On their return, the eight imams released a statement citing the 6 million Jewish deaths in the Holocaust, among 12 million Holocaust deaths overall. It added, “We condemn any attempts to deny this historical reality and declare such denials or any justification of this tragedy as against the Islamic code of ethics.”
In interviews, the imams said the trip affected them deeply.
“The experience was overwhelming,” Qadhi said. “It was a very moving experience for all of us imams, in particular myself. I had never seen anything like this. I was just overwhelmed throughout the entire trip. I was just overwhelmed at the sheer inhumanity of it. I could not comprehend how such evil could be unleashed.”
Like other imams, he said the historical truth of the Holocaust should not be distorted by the last 60 years of tensions in the Middle East.
“Politics should not play a role in historical facts,” Qadhi said. “Whatever happened post-Holocaust should not diminish the evil that was the Holocaust. … The Israeli-Palestinian conflict is very complicated. Let’s leave anti-Semitism out of it.”
CNN reports on the joint statement issued by the visiting Imams.
In their recently issued joint statement, the Muslim leaders said they “witnessed firsthand the historical injustice of the Holocaust” and cited the Quran in their message: “In Islam, the destruction of one innocent life is like the destruction of the whole of humanity and the saving of one life is like the saving of the whole of humanity.”
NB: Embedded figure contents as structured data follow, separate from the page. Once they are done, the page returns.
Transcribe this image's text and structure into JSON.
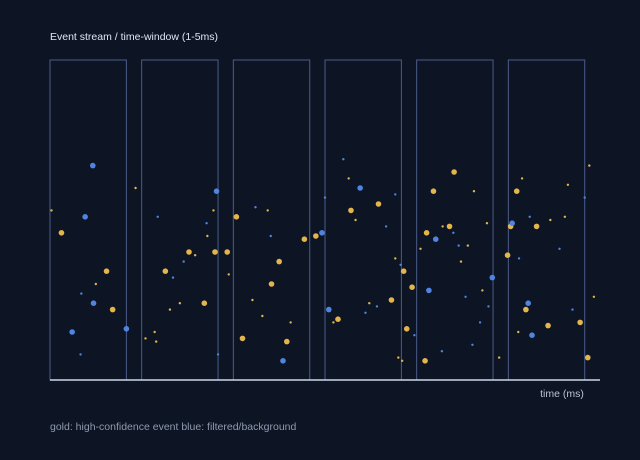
{
  "chart_data": {
    "type": "scatter",
    "title": "Event stream / time-window (1-5ms)",
    "xlabel": "time (ms)",
    "caption": "gold: high-confidence event  blue: filtered/background",
    "windows": [
      {
        "start": 0.0,
        "end": 1.0
      },
      {
        "start": 1.2,
        "end": 2.2
      },
      {
        "start": 2.4,
        "end": 3.4
      },
      {
        "start": 3.6,
        "end": 4.6
      },
      {
        "start": 4.8,
        "end": 5.8
      },
      {
        "start": 6.0,
        "end": 7.0
      }
    ],
    "xlim": [
      0,
      7.2
    ],
    "ylim": [
      0,
      1
    ],
    "series": [
      {
        "kind": "high-confidence",
        "color": "#e3b54a",
        "points": [
          [
            0.15,
            0.46,
            2
          ],
          [
            0.74,
            0.34,
            2
          ],
          [
            0.82,
            0.22,
            2
          ],
          [
            0.6,
            0.3,
            1
          ],
          [
            1.12,
            0.6,
            1
          ],
          [
            0.02,
            0.53,
            1
          ],
          [
            1.25,
            0.13,
            1
          ],
          [
            1.37,
            0.15,
            1
          ],
          [
            1.39,
            0.12,
            1
          ],
          [
            1.51,
            0.34,
            2
          ],
          [
            1.57,
            0.22,
            1
          ],
          [
            1.7,
            0.24,
            1
          ],
          [
            1.82,
            0.4,
            2
          ],
          [
            1.9,
            0.39,
            1
          ],
          [
            2.14,
            0.53,
            1
          ],
          [
            2.16,
            0.4,
            2
          ],
          [
            2.02,
            0.24,
            2
          ],
          [
            2.06,
            0.45,
            1
          ],
          [
            2.32,
            0.4,
            2
          ],
          [
            2.44,
            0.51,
            2
          ],
          [
            2.34,
            0.33,
            1
          ],
          [
            2.52,
            0.13,
            2
          ],
          [
            2.65,
            0.25,
            1
          ],
          [
            2.78,
            0.2,
            1
          ],
          [
            2.85,
            0.53,
            1
          ],
          [
            2.9,
            0.3,
            2
          ],
          [
            3.0,
            0.37,
            2
          ],
          [
            3.15,
            0.18,
            1
          ],
          [
            3.1,
            0.12,
            2
          ],
          [
            3.33,
            0.44,
            2
          ],
          [
            3.48,
            0.45,
            2
          ],
          [
            3.71,
            0.18,
            1
          ],
          [
            3.77,
            0.19,
            2
          ],
          [
            3.94,
            0.53,
            2
          ],
          [
            3.91,
            0.63,
            1
          ],
          [
            4.0,
            0.5,
            1
          ],
          [
            4.18,
            0.24,
            1
          ],
          [
            4.3,
            0.55,
            2
          ],
          [
            4.47,
            0.25,
            2
          ],
          [
            4.61,
            0.06,
            1
          ],
          [
            4.67,
            0.16,
            2
          ],
          [
            4.63,
            0.34,
            2
          ],
          [
            4.52,
            0.38,
            1
          ],
          [
            4.56,
            0.07,
            1
          ],
          [
            4.74,
            0.29,
            2
          ],
          [
            4.93,
            0.46,
            2
          ],
          [
            4.85,
            0.41,
            1
          ],
          [
            4.91,
            0.06,
            2
          ],
          [
            5.02,
            0.59,
            2
          ],
          [
            5.14,
            0.48,
            1
          ],
          [
            5.23,
            0.48,
            2
          ],
          [
            5.29,
            0.65,
            2
          ],
          [
            5.38,
            0.37,
            1
          ],
          [
            5.47,
            0.42,
            1
          ],
          [
            5.55,
            0.59,
            1
          ],
          [
            5.66,
            0.28,
            1
          ],
          [
            5.72,
            0.49,
            1
          ],
          [
            5.88,
            0.07,
            1
          ],
          [
            5.99,
            0.39,
            2
          ],
          [
            6.03,
            0.48,
            2
          ],
          [
            6.13,
            0.15,
            1
          ],
          [
            6.23,
            0.22,
            2
          ],
          [
            6.11,
            0.59,
            2
          ],
          [
            6.18,
            0.63,
            1
          ],
          [
            6.37,
            0.48,
            2
          ],
          [
            6.55,
            0.5,
            1
          ],
          [
            6.52,
            0.17,
            2
          ],
          [
            6.74,
            0.51,
            1
          ],
          [
            6.78,
            0.61,
            1
          ],
          [
            6.94,
            0.18,
            2
          ],
          [
            7.04,
            0.07,
            2
          ],
          [
            7.06,
            0.67,
            1
          ],
          [
            7.12,
            0.26,
            1
          ]
        ]
      },
      {
        "kind": "filtered/background",
        "color": "#4f84e0",
        "points": [
          [
            0.56,
            0.67,
            2
          ],
          [
            0.46,
            0.51,
            2
          ],
          [
            0.29,
            0.15,
            2
          ],
          [
            0.4,
            0.08,
            1
          ],
          [
            0.57,
            0.24,
            2
          ],
          [
            0.41,
            0.27,
            1
          ],
          [
            1.0,
            0.16,
            2
          ],
          [
            1.41,
            0.51,
            1
          ],
          [
            1.61,
            0.32,
            1
          ],
          [
            1.75,
            0.37,
            1
          ],
          [
            2.18,
            0.59,
            2
          ],
          [
            2.05,
            0.49,
            1
          ],
          [
            2.2,
            0.08,
            1
          ],
          [
            2.69,
            0.54,
            1
          ],
          [
            2.89,
            0.45,
            1
          ],
          [
            3.05,
            0.06,
            2
          ],
          [
            3.56,
            0.46,
            2
          ],
          [
            3.65,
            0.22,
            2
          ],
          [
            3.84,
            0.69,
            1
          ],
          [
            3.6,
            0.57,
            1
          ],
          [
            4.06,
            0.6,
            2
          ],
          [
            4.13,
            0.21,
            1
          ],
          [
            4.28,
            0.23,
            1
          ],
          [
            4.52,
            0.58,
            1
          ],
          [
            4.4,
            0.48,
            1
          ],
          [
            4.59,
            0.36,
            1
          ],
          [
            4.77,
            0.14,
            1
          ],
          [
            4.96,
            0.28,
            2
          ],
          [
            5.05,
            0.44,
            2
          ],
          [
            5.13,
            0.09,
            1
          ],
          [
            5.28,
            0.46,
            1
          ],
          [
            5.35,
            0.42,
            1
          ],
          [
            5.44,
            0.26,
            1
          ],
          [
            5.53,
            0.11,
            1
          ],
          [
            5.63,
            0.18,
            1
          ],
          [
            5.74,
            0.23,
            1
          ],
          [
            5.79,
            0.32,
            2
          ],
          [
            6.05,
            0.49,
            2
          ],
          [
            6.14,
            0.38,
            1
          ],
          [
            6.28,
            0.51,
            1
          ],
          [
            6.26,
            0.24,
            2
          ],
          [
            6.31,
            0.14,
            2
          ],
          [
            6.67,
            0.41,
            1
          ],
          [
            6.84,
            0.22,
            1
          ],
          [
            7.0,
            0.57,
            1
          ]
        ]
      }
    ]
  }
}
“We stand united as Muslim American faith and community leaders and recognize that we have a shared responsibility to continue to work together with leaders of all faiths and their communities to fight the dehumanization of all peoples based on their religion, race or ethnicity. With the disturbing rise of anti-Semitism, Islamophobia, and other forms of hatred, rhetoric and bigotry, now more than ever, people of faith must stand together for truth,” the group said in a statement.
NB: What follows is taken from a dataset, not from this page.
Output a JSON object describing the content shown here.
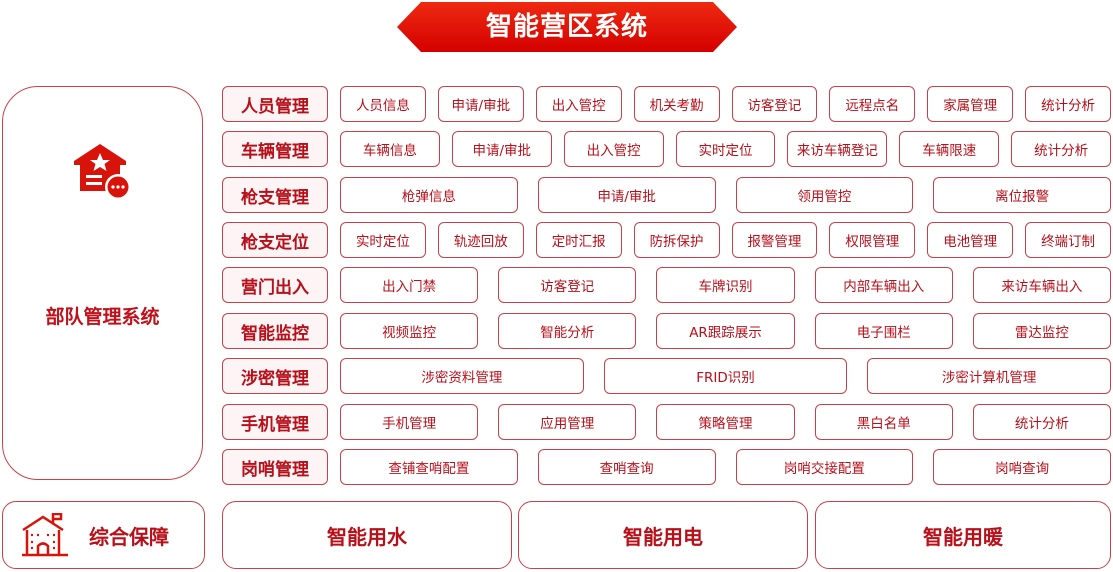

“We bear witness to the absolute horror and tragedy of the Holocaust where over twelve million human souls perished, including six million Jews,” the Muslim leaders said in their statement. “We condemn any attempts to deny this historical reality and declare such denials or any justification of this tragedy as against the Islamic code of ethics.
“We condemn anti-Semitism in any form. No creation of Almighty God should face discrimination based on his or her faith or religious conviction. Together, we pledge to make real the commitment of “never again” and to stand united against injustice wherever it may be found in the world today,” the statement said.